I have an exercise where I have to use Poisson one-way classification / Regression of some data. The data I have is a set of 120 samples grouped the following labels A, B, C, D, E, and F. For each group, there are 20 samples (or 20 repetitions) with a count value. Now that is all good and from what I can tell is well suited for the assumption that it may fit a Poisson distribution.
However, as I understand it one of the properties of a random variable $Y$ that follows $$Y \sim Po(\lambda)$$ Then it follows that $$E(Y) = V(Y)$$ But when I calculate the means (expected) and the variance for the data according to the grouping: Then I get
| | A | B | C | D | E | F |
|----------+-----------+-----------+-----------+-----------+------------+-----------|
|----------+-----------+-----------+-----------+-----------+------------+-----------|
| Mean | 4.90 | 9.45 | 8.65 | 1.45 | 18.35 | 0.80 |
| Variance | 9.8842105 | 6.4710526 | 7.3973684 | 1.3131579 | 15.6078947 | 0.5894737 |
|----------+-----------+-----------+-----------+-----------+------------+-----------|
So from what I can tell $$E(Y) \neq V(Y)$$ and just to show how I computed this using R:
( Means <- tapply(D$NumberPGrains, D$Era, mean) )

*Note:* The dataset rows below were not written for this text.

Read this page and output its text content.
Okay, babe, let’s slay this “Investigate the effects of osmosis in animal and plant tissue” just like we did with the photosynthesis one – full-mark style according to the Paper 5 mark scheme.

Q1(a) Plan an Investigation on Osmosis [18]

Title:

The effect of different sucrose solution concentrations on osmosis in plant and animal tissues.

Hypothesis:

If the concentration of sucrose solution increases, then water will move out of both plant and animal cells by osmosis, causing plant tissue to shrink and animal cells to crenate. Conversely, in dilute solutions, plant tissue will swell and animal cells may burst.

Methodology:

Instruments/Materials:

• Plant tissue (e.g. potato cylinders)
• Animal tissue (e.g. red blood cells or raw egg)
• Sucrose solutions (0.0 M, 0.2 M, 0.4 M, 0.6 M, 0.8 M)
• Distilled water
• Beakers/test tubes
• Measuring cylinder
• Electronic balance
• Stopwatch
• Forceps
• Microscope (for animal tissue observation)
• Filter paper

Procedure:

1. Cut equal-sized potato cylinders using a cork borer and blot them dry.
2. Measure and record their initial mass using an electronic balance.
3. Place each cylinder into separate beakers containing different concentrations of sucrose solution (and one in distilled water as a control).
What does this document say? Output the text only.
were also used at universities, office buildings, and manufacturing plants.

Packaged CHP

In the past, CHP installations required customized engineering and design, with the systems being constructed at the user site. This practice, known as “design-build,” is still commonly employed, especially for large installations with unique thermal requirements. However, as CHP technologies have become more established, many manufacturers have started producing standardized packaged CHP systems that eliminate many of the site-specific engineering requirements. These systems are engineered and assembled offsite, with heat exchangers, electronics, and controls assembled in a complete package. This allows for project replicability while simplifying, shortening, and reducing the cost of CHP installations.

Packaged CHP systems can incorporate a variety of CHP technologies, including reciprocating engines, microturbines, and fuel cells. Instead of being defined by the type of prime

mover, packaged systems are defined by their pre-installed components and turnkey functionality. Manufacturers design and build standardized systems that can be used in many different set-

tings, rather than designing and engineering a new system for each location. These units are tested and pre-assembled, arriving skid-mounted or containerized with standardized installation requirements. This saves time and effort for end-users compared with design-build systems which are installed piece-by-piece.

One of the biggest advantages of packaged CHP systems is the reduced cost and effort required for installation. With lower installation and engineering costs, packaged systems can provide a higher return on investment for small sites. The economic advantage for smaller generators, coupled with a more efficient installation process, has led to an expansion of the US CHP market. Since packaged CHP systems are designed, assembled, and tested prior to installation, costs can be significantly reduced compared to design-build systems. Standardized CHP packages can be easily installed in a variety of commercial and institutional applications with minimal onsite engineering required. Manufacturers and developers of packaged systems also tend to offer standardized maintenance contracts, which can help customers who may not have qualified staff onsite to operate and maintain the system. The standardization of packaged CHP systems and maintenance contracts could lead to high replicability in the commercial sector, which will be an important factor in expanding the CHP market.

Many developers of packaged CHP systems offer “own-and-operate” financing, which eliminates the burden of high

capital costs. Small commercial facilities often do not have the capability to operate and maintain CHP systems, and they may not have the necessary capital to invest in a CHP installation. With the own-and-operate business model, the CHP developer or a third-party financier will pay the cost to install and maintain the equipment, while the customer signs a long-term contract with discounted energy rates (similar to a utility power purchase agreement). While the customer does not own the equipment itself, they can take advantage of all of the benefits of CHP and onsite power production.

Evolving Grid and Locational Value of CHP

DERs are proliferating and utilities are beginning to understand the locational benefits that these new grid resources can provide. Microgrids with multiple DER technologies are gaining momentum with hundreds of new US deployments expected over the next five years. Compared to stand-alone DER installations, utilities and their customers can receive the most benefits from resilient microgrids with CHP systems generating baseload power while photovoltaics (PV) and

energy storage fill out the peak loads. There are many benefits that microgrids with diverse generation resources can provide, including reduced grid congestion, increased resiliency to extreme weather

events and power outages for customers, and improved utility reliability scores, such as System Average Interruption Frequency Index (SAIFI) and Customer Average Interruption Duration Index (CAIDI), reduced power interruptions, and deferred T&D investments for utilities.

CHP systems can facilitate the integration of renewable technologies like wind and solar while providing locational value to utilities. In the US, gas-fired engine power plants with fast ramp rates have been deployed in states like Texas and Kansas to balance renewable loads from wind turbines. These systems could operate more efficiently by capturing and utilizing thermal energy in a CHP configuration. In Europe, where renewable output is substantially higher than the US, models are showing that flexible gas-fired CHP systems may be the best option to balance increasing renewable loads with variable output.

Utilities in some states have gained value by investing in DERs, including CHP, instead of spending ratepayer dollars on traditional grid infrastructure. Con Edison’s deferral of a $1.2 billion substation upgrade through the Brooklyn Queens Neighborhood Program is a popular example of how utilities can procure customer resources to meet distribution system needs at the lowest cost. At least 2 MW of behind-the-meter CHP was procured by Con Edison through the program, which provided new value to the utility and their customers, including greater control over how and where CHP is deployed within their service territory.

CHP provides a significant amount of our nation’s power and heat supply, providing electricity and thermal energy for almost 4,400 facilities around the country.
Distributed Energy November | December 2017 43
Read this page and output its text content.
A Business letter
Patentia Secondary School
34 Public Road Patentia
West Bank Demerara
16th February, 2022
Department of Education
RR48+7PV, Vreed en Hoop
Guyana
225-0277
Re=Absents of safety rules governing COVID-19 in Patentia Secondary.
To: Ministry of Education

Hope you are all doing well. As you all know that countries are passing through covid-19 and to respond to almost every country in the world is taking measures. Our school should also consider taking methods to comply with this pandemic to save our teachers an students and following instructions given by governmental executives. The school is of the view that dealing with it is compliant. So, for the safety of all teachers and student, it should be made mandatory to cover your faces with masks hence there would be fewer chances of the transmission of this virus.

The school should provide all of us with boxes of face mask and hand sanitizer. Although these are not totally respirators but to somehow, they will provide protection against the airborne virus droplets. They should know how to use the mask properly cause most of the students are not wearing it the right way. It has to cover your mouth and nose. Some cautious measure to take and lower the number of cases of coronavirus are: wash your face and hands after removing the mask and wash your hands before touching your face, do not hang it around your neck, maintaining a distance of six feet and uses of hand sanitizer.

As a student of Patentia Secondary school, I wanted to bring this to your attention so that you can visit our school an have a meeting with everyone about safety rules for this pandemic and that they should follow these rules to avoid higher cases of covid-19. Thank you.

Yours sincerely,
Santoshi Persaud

( Variances <- tapply(D$NumberPGrains, D$Era, var) )
This means, from my understanding that the data is not Poisson distributed. So my question is: Am I wrong can this still be Poisson distributed, is there something I have missed?
And just to clarify, the exercise literally states to follow Poisson one-way classification (the title of the exercise: "Question 3 -Poisson one-way classification model"), but right now I have hard time seeing the purpose of that.